A collection of concepts and tools about statistics.
1. From Central Limited Theorem to Confidence Interval
* 1) regardless of the distribution of the real population, the sample mean always follow the normal distribution, if you sample enough times with good population (>30).
* 2) the normal distribution of the sample means (x-bar) has its own mean, and and standard deviation.
* 3) CLT says, that mean equals to the mean of the population (mu).
* 4) and CLT says, that standard deviation of sample s, can be estimated by standard deviation of the population (sigma).
s = sigma / sqrt(n)
* 5) in practice, sd of the population (sigma) is not normally available, therefore, we use sd of the sample (s) as an approximation.
* 6) so it follows the whole formula of Confidence Interval:
Confidence Range = (x-bar) +/- z* s/sqrt(n)
* 7) z is the number of standard deviations your precision allows your x-bar to deviate away from the real population mean. z is directly linked to the value of confidence level.
* 8) the proper claim is: I have the confidence that by 95% of the chance, the population mean is x-bar.
2. From Confidence Interval to Hypothesis Testing
* 1) state null (H0) and alternate (H1) hypothesis: the alternative is always the one of your belief; the null is the other side.

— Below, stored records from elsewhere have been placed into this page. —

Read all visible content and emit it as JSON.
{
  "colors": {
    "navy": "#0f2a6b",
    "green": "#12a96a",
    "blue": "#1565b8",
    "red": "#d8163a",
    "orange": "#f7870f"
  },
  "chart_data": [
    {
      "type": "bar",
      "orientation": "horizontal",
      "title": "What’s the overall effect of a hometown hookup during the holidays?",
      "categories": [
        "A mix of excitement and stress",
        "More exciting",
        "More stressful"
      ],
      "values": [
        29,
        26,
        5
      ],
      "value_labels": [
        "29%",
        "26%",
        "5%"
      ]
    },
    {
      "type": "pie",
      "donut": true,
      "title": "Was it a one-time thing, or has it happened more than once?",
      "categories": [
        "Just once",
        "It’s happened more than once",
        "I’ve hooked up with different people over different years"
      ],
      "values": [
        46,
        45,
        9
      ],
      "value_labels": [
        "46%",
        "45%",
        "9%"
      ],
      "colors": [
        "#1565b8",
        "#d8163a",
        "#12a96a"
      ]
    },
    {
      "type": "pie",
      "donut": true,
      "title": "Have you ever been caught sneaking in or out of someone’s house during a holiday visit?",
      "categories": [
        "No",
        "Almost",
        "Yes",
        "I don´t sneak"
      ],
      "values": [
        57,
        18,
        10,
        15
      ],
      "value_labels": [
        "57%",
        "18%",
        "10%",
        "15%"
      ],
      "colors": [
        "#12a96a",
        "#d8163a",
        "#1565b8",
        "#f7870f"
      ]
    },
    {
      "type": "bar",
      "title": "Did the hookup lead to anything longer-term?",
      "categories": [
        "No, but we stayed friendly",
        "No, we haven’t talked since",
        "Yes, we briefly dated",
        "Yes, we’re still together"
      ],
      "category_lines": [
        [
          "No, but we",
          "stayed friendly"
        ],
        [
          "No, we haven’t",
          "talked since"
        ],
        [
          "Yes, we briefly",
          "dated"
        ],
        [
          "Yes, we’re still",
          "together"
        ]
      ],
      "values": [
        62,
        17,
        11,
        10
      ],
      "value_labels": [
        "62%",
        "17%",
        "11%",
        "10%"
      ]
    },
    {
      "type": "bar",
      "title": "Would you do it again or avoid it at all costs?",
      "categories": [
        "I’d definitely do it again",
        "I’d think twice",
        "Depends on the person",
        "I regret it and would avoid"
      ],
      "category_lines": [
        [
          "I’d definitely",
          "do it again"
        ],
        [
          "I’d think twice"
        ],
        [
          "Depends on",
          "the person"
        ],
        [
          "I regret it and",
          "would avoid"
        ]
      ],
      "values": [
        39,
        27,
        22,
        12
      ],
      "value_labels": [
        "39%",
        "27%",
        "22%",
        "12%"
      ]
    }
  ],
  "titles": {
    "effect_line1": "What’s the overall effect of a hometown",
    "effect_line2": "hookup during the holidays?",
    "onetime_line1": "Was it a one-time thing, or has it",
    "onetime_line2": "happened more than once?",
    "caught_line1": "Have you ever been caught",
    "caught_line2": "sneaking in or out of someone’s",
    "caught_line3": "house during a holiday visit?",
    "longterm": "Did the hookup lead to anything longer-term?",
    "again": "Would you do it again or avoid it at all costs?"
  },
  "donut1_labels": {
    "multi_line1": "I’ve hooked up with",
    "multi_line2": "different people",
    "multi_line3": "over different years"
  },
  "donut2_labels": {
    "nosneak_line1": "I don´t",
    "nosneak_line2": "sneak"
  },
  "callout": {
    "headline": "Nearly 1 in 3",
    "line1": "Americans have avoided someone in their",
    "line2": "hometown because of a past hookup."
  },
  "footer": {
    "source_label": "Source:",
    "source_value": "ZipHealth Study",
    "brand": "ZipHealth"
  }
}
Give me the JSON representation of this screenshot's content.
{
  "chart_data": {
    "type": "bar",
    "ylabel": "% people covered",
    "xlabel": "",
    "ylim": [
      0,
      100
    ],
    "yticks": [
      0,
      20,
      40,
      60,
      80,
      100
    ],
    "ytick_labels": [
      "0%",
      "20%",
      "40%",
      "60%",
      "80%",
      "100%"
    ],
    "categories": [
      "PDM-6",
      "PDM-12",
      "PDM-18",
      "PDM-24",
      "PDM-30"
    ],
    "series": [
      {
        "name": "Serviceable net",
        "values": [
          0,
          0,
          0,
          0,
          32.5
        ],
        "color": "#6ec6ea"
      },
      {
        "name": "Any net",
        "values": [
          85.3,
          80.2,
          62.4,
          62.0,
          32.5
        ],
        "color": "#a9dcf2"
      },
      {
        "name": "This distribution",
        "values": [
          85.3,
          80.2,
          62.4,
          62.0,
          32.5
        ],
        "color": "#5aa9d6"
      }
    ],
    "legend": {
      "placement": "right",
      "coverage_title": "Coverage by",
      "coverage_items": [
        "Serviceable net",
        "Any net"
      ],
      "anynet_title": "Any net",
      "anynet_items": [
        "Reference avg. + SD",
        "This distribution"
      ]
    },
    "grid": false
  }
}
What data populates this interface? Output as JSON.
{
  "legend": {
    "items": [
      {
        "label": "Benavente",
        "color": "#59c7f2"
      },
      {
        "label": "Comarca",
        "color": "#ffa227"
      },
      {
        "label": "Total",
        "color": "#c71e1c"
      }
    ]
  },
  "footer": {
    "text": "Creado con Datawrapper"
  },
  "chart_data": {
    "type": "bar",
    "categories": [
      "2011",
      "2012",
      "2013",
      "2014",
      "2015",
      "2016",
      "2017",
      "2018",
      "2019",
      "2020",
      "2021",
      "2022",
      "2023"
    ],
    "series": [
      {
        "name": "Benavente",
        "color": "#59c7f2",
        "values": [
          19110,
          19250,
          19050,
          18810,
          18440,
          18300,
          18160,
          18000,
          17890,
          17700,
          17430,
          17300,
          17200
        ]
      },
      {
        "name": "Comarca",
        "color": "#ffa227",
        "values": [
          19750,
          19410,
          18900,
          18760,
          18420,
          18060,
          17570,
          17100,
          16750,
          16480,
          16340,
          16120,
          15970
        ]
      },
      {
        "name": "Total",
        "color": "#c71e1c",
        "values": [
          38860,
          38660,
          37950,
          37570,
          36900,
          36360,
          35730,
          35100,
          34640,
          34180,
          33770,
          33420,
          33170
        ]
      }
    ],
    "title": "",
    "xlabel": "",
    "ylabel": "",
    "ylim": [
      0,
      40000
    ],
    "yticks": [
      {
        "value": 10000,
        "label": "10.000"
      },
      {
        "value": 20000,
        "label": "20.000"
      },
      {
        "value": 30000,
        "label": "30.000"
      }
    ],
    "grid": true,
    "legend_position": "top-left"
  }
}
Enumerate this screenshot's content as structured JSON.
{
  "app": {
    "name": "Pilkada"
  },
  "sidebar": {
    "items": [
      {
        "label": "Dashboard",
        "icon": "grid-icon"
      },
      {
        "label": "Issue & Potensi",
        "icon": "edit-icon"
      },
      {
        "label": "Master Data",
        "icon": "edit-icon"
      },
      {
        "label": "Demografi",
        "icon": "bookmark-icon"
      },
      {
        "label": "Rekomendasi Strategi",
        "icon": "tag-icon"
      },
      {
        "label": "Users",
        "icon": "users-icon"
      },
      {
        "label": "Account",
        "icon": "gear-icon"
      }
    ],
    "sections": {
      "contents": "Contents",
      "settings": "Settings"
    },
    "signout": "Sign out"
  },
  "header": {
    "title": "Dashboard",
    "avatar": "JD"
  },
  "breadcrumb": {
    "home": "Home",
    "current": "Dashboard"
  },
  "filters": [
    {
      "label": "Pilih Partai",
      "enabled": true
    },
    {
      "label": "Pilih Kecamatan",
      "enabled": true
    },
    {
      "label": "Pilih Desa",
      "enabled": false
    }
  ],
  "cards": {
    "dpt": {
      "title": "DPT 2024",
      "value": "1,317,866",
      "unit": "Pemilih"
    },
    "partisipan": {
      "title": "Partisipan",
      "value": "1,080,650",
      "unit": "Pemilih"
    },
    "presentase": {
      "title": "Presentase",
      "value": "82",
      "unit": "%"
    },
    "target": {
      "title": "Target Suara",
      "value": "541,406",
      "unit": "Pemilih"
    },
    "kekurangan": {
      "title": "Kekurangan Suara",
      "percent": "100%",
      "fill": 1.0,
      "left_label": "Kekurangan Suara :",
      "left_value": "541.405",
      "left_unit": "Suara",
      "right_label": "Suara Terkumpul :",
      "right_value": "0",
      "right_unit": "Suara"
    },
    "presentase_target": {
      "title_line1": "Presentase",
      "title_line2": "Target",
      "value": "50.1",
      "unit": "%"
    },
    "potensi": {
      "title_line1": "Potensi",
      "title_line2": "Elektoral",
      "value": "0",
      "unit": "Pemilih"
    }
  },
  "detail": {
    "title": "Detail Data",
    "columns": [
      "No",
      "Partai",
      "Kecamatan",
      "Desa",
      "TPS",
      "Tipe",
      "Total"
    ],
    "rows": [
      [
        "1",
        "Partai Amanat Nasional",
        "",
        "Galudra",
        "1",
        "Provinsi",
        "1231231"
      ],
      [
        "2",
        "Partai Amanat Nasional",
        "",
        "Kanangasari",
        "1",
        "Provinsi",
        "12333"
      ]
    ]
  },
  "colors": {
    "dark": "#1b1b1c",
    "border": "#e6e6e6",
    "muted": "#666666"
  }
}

- Note: the hypothesis is for the purpose to reject.
* 2) select a level of significance (5%)
* 3) identify the test statistic: R will help you.
* 4) formulate a decision rule:
* 5) take a sample, arrive at a decision
- reject the null, and accept the alternative: I have certain confidence to believe that my initial intuition is correct.
- do not reject the null: I DO NOT have a confidence to believe my intuition. But NOTE, it doesn't mean my intuition was wrong either. It only means: no conclusion.